What impact does the AESA have for Australia? Clearly any
aircraft considered for A6K must have an AESA - anything less is simply
an unnecessary drain on fighter support budgets.
In terms of retrofits, the remaining life cycle and increasing
strategic irrelevance of the F/A-18A HUG make it a poor candidate for an
AN/APG-79 AESA retrofit later in the decade. The F-111 would be an
excellent AESA retrofit candidate especially since the support cost
reductions and reliability gains over the 1960s AN/APQ-169/171 suite
would achieve a major impact in life cycle costs in the 2015-2020
timescale. As recent testimony by LtGen Mueller to a parliamentary
committee indicates, the principal issue in F-111 life-of-type will be
the support of the remaining 1960s generation aircraft systems in the
post 2010 period, given that the RAAF is now retrofitting AMARC F-111F
wings to gain significantly more airframe fatigue life.

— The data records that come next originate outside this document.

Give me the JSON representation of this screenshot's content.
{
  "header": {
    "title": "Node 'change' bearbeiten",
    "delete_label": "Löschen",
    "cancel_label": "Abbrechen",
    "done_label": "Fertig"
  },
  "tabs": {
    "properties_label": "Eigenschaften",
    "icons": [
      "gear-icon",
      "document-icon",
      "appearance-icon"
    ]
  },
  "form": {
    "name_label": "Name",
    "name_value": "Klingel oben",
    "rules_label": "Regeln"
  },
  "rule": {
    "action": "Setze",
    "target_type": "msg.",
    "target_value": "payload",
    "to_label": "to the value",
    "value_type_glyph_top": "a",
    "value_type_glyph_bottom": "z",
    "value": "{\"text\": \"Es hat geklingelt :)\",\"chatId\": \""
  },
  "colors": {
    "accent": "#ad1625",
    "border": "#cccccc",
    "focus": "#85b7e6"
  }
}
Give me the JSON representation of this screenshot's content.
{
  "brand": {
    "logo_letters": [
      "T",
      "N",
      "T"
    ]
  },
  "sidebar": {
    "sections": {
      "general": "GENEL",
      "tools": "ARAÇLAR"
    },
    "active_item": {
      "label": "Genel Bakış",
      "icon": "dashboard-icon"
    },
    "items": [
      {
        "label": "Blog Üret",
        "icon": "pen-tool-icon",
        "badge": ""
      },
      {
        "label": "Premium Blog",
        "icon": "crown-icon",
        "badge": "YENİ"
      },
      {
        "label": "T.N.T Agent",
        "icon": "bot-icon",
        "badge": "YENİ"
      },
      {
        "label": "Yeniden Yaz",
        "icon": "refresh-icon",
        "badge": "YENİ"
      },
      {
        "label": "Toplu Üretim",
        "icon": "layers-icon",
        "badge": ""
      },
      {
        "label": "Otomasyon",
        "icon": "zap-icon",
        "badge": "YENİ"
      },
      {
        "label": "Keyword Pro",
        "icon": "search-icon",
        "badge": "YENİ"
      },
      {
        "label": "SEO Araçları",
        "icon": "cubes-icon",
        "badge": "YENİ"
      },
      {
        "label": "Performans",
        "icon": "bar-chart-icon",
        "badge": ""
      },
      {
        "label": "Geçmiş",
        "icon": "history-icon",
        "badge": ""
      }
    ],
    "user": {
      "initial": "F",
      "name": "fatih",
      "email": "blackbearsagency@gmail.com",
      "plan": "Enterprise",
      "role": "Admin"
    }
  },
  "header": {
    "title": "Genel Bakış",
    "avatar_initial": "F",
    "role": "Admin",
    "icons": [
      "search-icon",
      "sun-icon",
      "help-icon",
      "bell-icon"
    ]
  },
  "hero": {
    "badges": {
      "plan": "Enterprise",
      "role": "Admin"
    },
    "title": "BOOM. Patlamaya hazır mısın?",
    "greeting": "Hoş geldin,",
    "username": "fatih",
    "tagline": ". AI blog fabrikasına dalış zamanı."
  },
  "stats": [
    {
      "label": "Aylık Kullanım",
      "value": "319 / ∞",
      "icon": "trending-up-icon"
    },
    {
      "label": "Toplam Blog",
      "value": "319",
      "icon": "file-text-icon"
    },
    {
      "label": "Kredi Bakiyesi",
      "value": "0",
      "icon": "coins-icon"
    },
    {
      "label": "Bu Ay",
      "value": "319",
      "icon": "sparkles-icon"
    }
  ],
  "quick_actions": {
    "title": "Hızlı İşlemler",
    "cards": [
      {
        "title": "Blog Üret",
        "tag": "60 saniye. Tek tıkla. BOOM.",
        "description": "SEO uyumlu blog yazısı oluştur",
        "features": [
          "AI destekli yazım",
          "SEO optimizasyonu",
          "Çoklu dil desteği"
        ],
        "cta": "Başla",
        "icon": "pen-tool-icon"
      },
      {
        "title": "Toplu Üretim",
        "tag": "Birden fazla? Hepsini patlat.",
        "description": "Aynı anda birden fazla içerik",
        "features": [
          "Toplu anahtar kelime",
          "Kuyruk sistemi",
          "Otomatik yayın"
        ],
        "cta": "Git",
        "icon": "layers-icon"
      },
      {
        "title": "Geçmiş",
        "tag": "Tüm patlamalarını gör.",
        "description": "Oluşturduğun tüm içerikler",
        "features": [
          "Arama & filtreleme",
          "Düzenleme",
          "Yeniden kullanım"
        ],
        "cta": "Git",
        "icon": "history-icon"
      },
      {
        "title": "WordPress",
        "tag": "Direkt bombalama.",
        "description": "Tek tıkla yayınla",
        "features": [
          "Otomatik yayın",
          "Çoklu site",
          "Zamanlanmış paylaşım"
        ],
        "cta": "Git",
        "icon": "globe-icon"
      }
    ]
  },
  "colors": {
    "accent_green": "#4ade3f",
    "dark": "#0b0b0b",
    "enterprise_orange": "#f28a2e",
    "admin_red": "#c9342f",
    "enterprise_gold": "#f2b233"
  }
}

Current trends are that the AESA will supplant conventional
mechanically steered radars in all production fighter applications over
the coming decade, and there are good prospects for partial fleet
retrofits across the several thousand teen series fighters likely to
remain in service over the next 2-3 decades. The only issue with the
AESA will be securing near term funding for retrofits, given that the
support cost payback may take several years to be seen. Given the
tremendous combat capability gains resulting from the AESA, the case for
retrofits is very robust if the aircraft is to remain in service for
more than a decade.
In summary, the AESA will have a revolutionary impact over the
coming decade, and smart players should be now exploring how to best
exploit this pivotal technological development.